At the end of the day, though, it’s not one luxury condo or one oblivious gentrifier, but larger structural and historical systems that trigger gentrification. All of us who move to the city, to a neighborhood like Shaw, are implicated in the process.

In cities like D.C., where a widespread rise in housing prices has accompanied intense pockets of gentrification, the demand to build more housing at all price points is often touted as the solution to both issues. But Yes in My Backyard (YIMBY) activists often dismiss working-class residents who resist new construction, fearing that development will feed future displacement. Those fears are well earned. While research shows that even building market-rate housing can ease the rent burden writ large, there’s also plenty of research showing that this type of development hikes home prices in the vicinity in the short term. Low-income residents may also not see the affordability from building new units reflect on their monthly rent bill—and if they do, it may take a while.

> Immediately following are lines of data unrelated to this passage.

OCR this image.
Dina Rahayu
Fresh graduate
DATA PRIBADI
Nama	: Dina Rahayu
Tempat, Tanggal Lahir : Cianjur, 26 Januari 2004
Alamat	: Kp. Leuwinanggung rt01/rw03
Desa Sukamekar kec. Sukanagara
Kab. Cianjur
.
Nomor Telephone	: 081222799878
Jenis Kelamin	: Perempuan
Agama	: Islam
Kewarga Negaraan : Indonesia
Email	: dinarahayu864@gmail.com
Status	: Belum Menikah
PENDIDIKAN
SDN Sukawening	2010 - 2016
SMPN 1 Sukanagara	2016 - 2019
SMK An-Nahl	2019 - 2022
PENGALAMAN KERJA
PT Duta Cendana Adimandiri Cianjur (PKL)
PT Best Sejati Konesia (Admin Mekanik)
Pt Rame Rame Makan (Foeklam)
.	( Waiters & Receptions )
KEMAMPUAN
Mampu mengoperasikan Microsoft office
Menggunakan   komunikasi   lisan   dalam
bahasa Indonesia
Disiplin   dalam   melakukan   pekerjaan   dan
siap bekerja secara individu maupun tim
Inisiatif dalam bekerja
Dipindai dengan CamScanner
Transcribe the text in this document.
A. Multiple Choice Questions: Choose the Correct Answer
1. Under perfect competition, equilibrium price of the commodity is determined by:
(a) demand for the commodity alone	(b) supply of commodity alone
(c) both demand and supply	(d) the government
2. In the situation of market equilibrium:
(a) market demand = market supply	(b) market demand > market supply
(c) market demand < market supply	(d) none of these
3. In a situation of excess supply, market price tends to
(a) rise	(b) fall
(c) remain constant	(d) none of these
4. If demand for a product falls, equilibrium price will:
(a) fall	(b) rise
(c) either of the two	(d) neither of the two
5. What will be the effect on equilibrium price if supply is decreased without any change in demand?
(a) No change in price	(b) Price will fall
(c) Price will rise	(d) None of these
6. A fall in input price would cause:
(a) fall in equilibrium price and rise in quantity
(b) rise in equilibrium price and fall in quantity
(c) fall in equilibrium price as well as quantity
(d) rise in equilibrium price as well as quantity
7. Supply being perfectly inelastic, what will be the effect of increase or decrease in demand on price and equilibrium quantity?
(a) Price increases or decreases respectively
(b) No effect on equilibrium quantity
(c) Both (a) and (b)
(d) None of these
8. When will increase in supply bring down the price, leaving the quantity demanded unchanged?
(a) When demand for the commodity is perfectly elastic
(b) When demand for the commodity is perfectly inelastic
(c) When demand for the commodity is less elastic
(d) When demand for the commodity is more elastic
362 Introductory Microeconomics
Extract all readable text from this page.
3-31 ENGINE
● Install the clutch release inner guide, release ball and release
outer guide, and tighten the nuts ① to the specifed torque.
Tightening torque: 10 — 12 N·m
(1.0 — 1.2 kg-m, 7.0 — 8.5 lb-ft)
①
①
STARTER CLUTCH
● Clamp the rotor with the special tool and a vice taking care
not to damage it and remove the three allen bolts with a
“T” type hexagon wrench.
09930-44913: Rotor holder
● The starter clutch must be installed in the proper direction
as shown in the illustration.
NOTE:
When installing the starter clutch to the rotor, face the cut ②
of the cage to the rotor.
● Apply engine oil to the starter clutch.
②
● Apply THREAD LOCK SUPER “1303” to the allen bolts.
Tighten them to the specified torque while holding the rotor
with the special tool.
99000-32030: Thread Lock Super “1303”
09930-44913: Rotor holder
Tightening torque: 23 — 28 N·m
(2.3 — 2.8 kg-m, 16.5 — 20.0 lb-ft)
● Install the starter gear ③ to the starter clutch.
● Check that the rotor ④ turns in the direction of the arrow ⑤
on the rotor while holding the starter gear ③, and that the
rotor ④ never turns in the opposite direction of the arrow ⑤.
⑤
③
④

The desire to have more of a say in what gets built is natural in communities that have long been ignored or railroaded. And yet, this kind of community resistance is often clumsily clubbed together with classic NIMBYism—the tendency of rich, often white neighborhoods to reject new development and moves to densify for fear of “loss of character.” To make this even more difficult: In California, as Miriam Zuk of the Urban Displacement Project points out, privileged residents have used gentrification “as a smokescreen” to justify their resistance to pro-housing legislation, even though they themselves are not at risk for displacement. The first step is to disentangle the two contexts. And the second: If rich NIMBY neighborhoods have created—and continue to exacerbate—the unequal conditions we see in cities, why shouldn’t they assume more of a burden of fixing it?

“We know ‘we’ did not underbuild for decades,” writes Fernando Marti, the co-director of the San Francisco-based Council of Community Housing Organizations, in Shelterforce. “It is we, in fact, who built these cities; we who stayed in these neighborhoods while their grandparents fled to racially exclusive suburbs.”

In some urban policy and planning circles, there’s also a poor understanding about the cultural and psychological effects that coincide with gentrification—and how they interact with issues like policing. D.C.’s newly released cultural plan, as my colleague Kriston Capps recently wrote, doesn’t dwell much on go-go or recognize the broader structural challenges that are driving it into extinction:

The city merely needs to formally recognize that the rights of longtime black cultural consumers, cultural producers, and cultural spaces outweigh the interests of new residents who move to this high-decibel nightlife strip and then demand that it change.

Policy-wise, a toolbox of solutions to the negative consequences of gentrification does exist—but it needs to be more comprehensive and intersectional. Building and preserving affordable housing needs to go hand in hand with transit equity, public health, cultural preservation, and steps that help rectify historical wrongs. On that last front, a good start is to center voices from communities that have got the short end of the stick. In D.C., Moten and Hopkinson, the go-go scholar, are forging ahead with their plans to elevate black-owned businesses in the district, create a go-go museum, and research the cultural effects of displacement.

“To me, the movement is huger than this one location,” Moten told local radio host Angie Ange, citing a long list of now-vanished D.C. music venues that didn’t survive in the city’s glitzy new era.And down in Anacostia, our businesses are fighting to stay alive—they’re being bought out. This is about people coming together to do the right thing about the D.C. citizens and new citizens who come here.”

The move, for the rest of us, is to listen.